In the 1920s Henry Ford made one of his few unsuccessful investments by losing a huge fortune in trying to develop rubber farms in Brazil he was, in fact, prescient.
In 1942 Japan held all the available rubber-tree growing area. Some movies made in 1942 show people fighting over a tire. What rubber we had was being emergency recycled for military use.
My family used to tell me how BAD the new artificial rubber was back then.
But by 1945 the new tires were better than the old ones.
It is important that we recognize the difference between a really serious problem and The End of Civilization As We Know It.

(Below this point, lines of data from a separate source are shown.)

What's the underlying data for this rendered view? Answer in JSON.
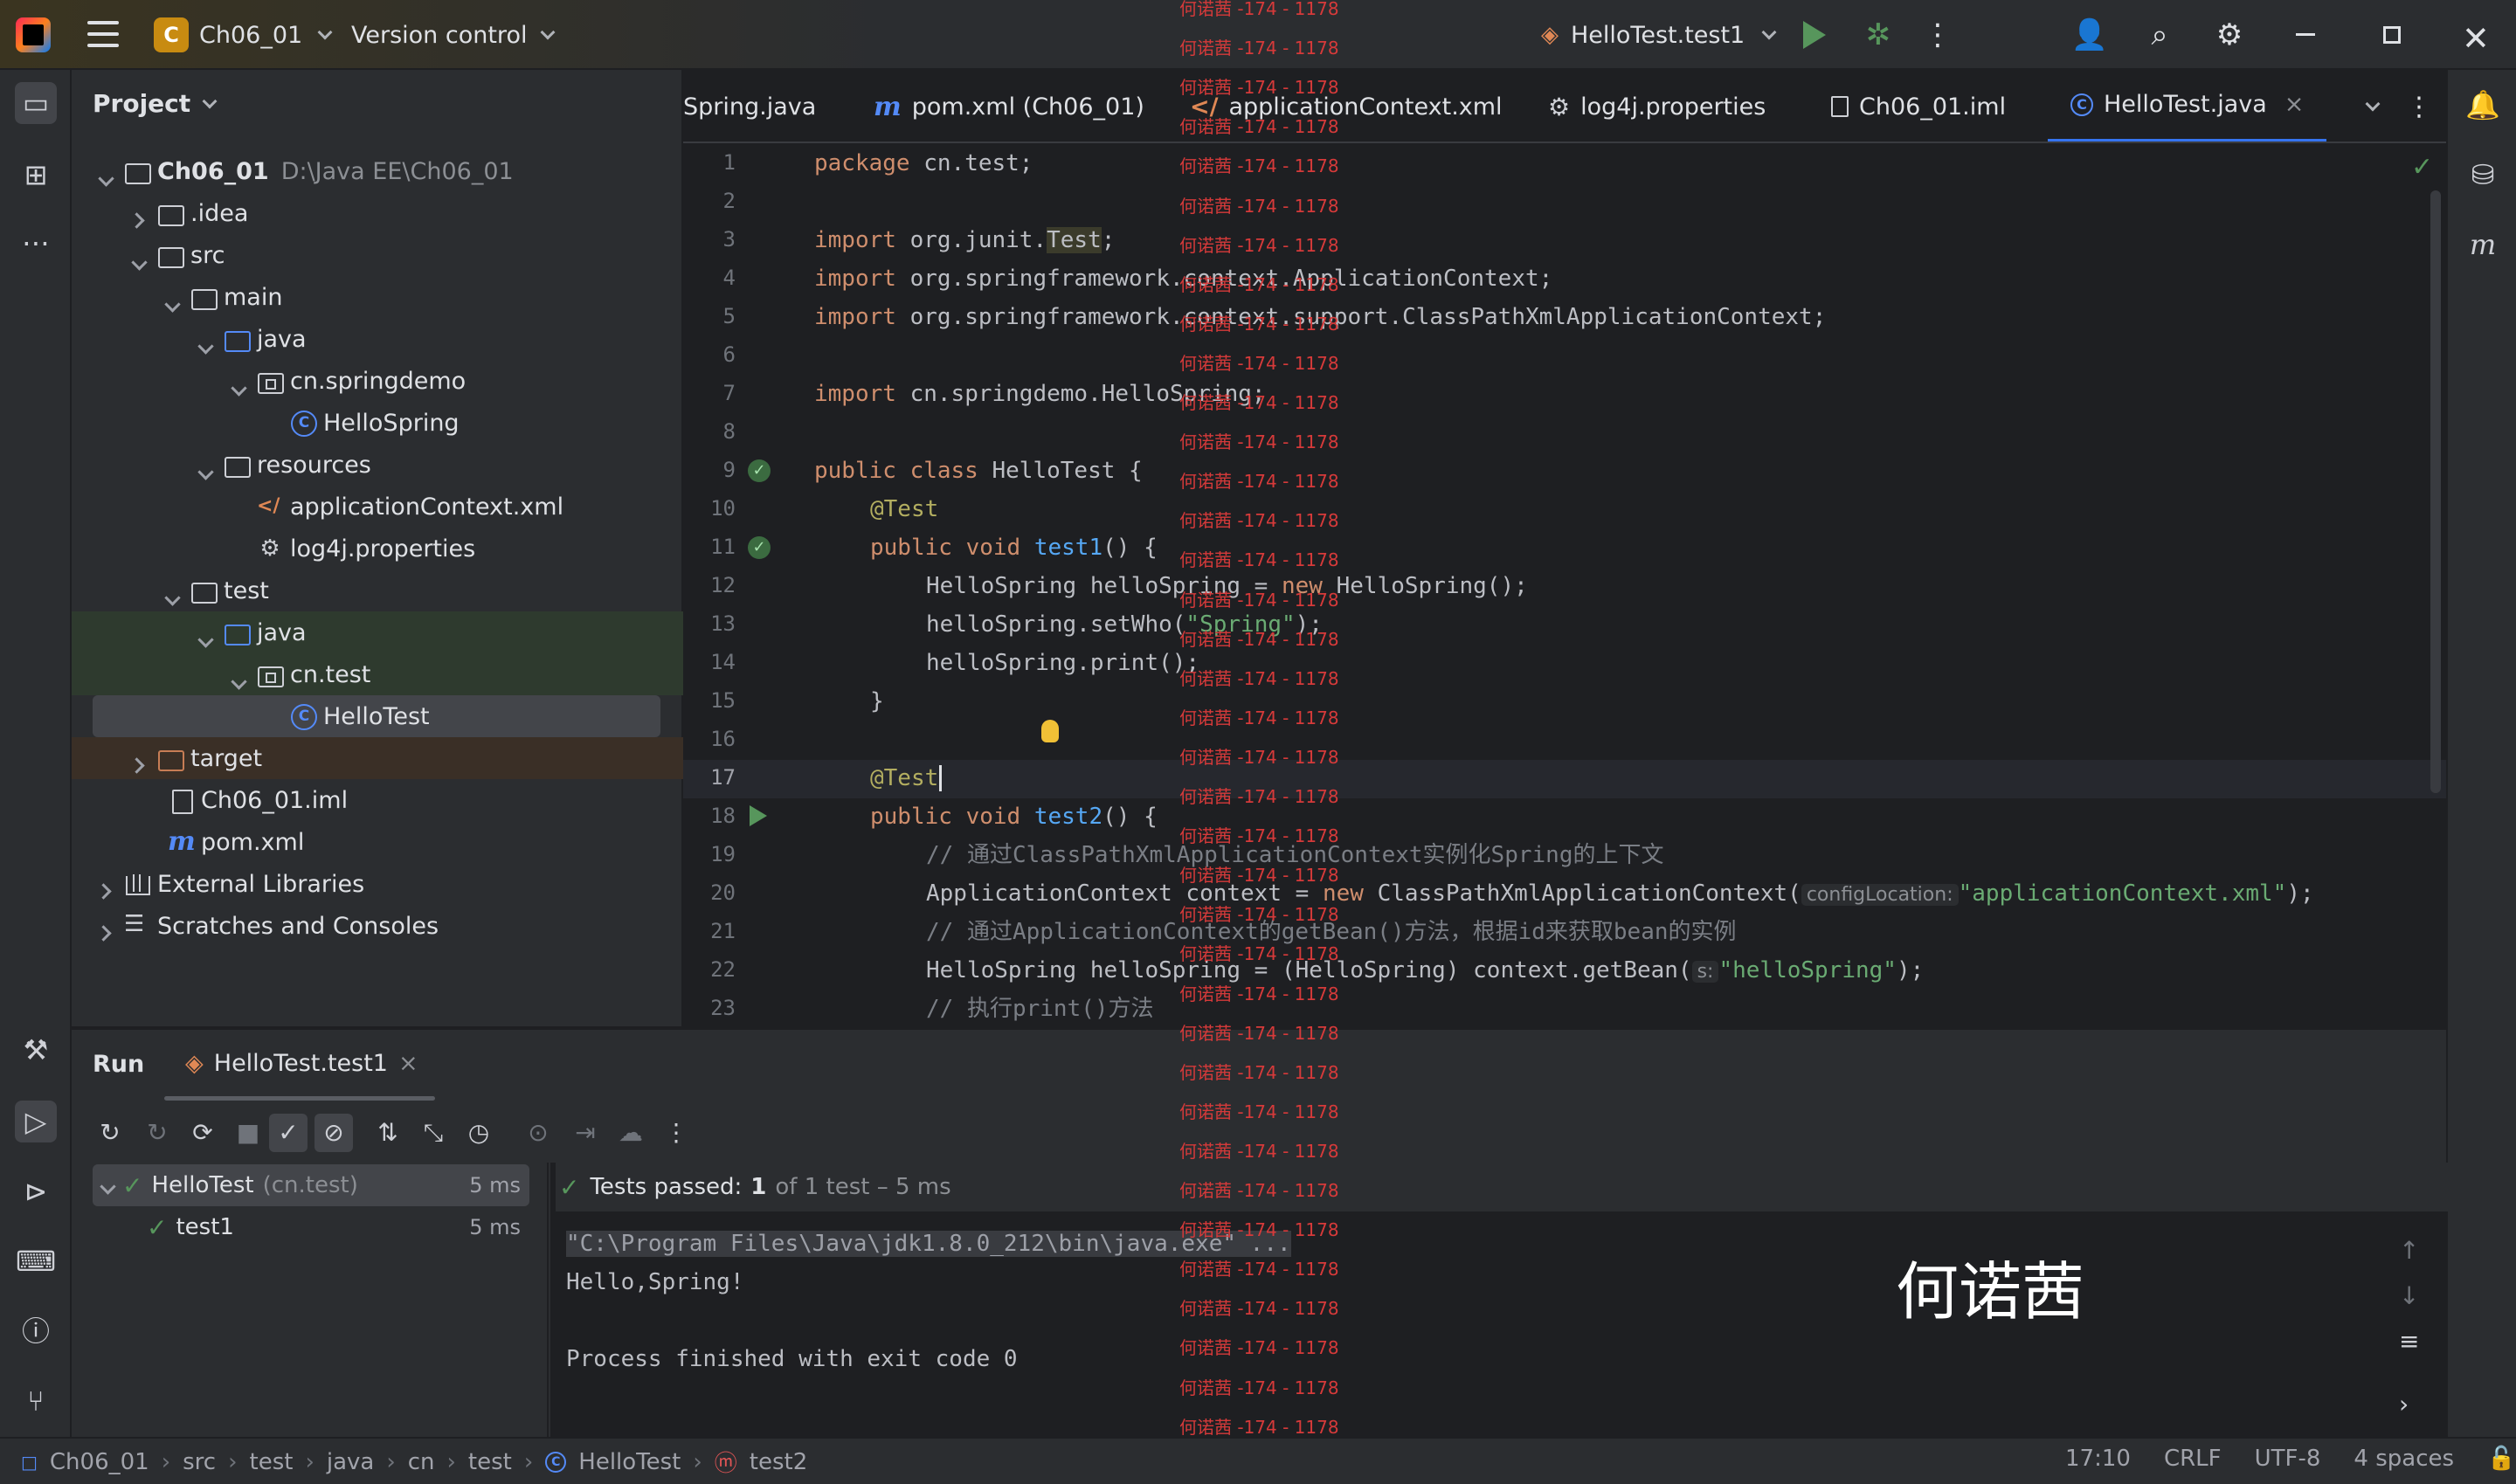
{
  "titlebar": {
    "project_badge": "C",
    "project_name": "Ch06_01",
    "vcs_label": "Version control",
    "run_config": "HelloTest.test1"
  },
  "project_pane": {
    "title": "Project",
    "tree": [
      {
        "label": "Ch06_01",
        "path": "D:\\Java EE\\Ch06_01"
      },
      {
        "label": ".idea"
      },
      {
        "label": "src"
      },
      {
        "label": "main"
      },
      {
        "label": "java"
      },
      {
        "label": "cn.springdemo"
      },
      {
        "label": "HelloSpring"
      },
      {
        "label": "resources"
      },
      {
        "label": "applicationContext.xml"
      },
      {
        "label": "log4j.properties"
      },
      {
        "label": "test"
      },
      {
        "label": "java"
      },
      {
        "label": "cn.test"
      },
      {
        "label": "HelloTest"
      },
      {
        "label": "target"
      },
      {
        "label": "Ch06_01.iml"
      },
      {
        "label": "pom.xml"
      },
      {
        "label": "External Libraries"
      },
      {
        "label": "Scratches and Consoles"
      }
    ]
  },
  "editor_tabs": [
    {
      "label": "Spring.java"
    },
    {
      "label": "pom.xml (Ch06_01)"
    },
    {
      "label": "applicationContext.xml"
    },
    {
      "label": "log4j.properties"
    },
    {
      "label": "Ch06_01.iml"
    },
    {
      "label": "HelloTest.java",
      "close": "×"
    }
  ],
  "editor": {
    "line_numbers": [
      "1",
      "2",
      "3",
      "4",
      "5",
      "6",
      "7",
      "8",
      "9",
      "10",
      "11",
      "12",
      "13",
      "14",
      "15",
      "16",
      "17",
      "18",
      "19",
      "20",
      "21",
      "22",
      "23"
    ],
    "code": {
      "l1_kw": "package",
      "l1_rest": " cn.test;",
      "l3_kw": "import",
      "l3_a": " org.junit.",
      "l3_b": "Test",
      "l3_c": ";",
      "l4_kw": "import",
      "l4_rest": " org.springframework.context.ApplicationContext;",
      "l5_kw": "import",
      "l5_rest": " org.springframework.context.support.ClassPathXmlApplicationContext;",
      "l7_kw": "import",
      "l7_rest": " cn.springdemo.HelloSpring;",
      "l9_kw": "public class",
      "l9_rest": " HelloTest {",
      "l10_ann": "@Test",
      "l11_kw": "public void",
      "l11_fn": " test1",
      "l11_rest": "() {",
      "l12_a": "HelloSpring helloSpring = ",
      "l12_kw": "new",
      "l12_b": " HelloSpring();",
      "l13_a": "helloSpring.setWho(",
      "l13_str": "\"Spring\"",
      "l13_b": ");",
      "l14": "helloSpring.print();",
      "l15": "}",
      "l17_ann": "@Test",
      "l18_kw": "public void",
      "l18_fn": " test2",
      "l18_rest": "() {",
      "l19_cmt": "// 通过ClassPathXmlApplicationContext实例化Spring的上下文",
      "l20_a": "ApplicationContext context = ",
      "l20_kw": "new",
      "l20_b": " ClassPathXmlApplicationContext(",
      "l20_hint": "configLocation:",
      "l20_str": "\"applicationContext.xml\"",
      "l20_c": ");",
      "l21_cmt": "// 通过ApplicationContext的getBean()方法，根据id来获取bean的实例",
      "l22_a": "HelloSpring helloSpring = (HelloSpring) context.getBean(",
      "l22_hint": "s:",
      "l22_str": "\"helloSpring\"",
      "l22_b": ");",
      "l23_cmt": "// 执行print()方法"
    }
  },
  "watermark": {
    "repeat_text": "何诺茜 -174 - 1178",
    "name": "何诺茜"
  },
  "run_pane": {
    "title": "Run",
    "tab_label": "HelloTest.test1",
    "tab_close": "×",
    "tree": {
      "suite_label": "HelloTest",
      "suite_pkg": "(cn.test)",
      "suite_time": "5 ms",
      "test_label": "test1",
      "test_time": "5 ms"
    },
    "summary": {
      "prefix": "Tests passed:",
      "count": "1",
      "suffix": "of 1 test – 5 ms"
    },
    "console": [
      "\"C:\\Program Files\\Java\\jdk1.8.0_212\\bin\\java.exe\" ...",
      "Hello,Spring!",
      "",
      "Process finished with exit code 0"
    ]
  },
  "statusbar": {
    "breadcrumb": [
      "Ch06_01",
      "src",
      "test",
      "java",
      "cn",
      "test",
      "HelloTest",
      "test2"
    ],
    "position": "17:10",
    "line_sep": "CRLF",
    "encoding": "UTF-8",
    "indent": "4 spaces"
  },
  "colors": {
    "accent": "#3574f0",
    "run_green": "#57965c",
    "watermark_red": "#d63a3a"
  }
}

Looking back, we find the rubber shortage almost amusing. It was NOT amusing at the time. Henry Ford didn't build all those rubber plantations to protect his car production because it was a minor matter.
Peak Oil IS a serious matter. Serious matters like that, as Peak Oil folks point out, is what revolutions are built on.
Simmons may have converted me on that. The day one can't be converted by reasonable argument is the day his mind is dead.
But this does not make the "Oh, God, all is lost! Civilization is DOOMED!" talk sensible.
That's not Simmons. That's the panic wing of Peak Oil.
Tack with the friggin' wind, gang, but don't jump overboard.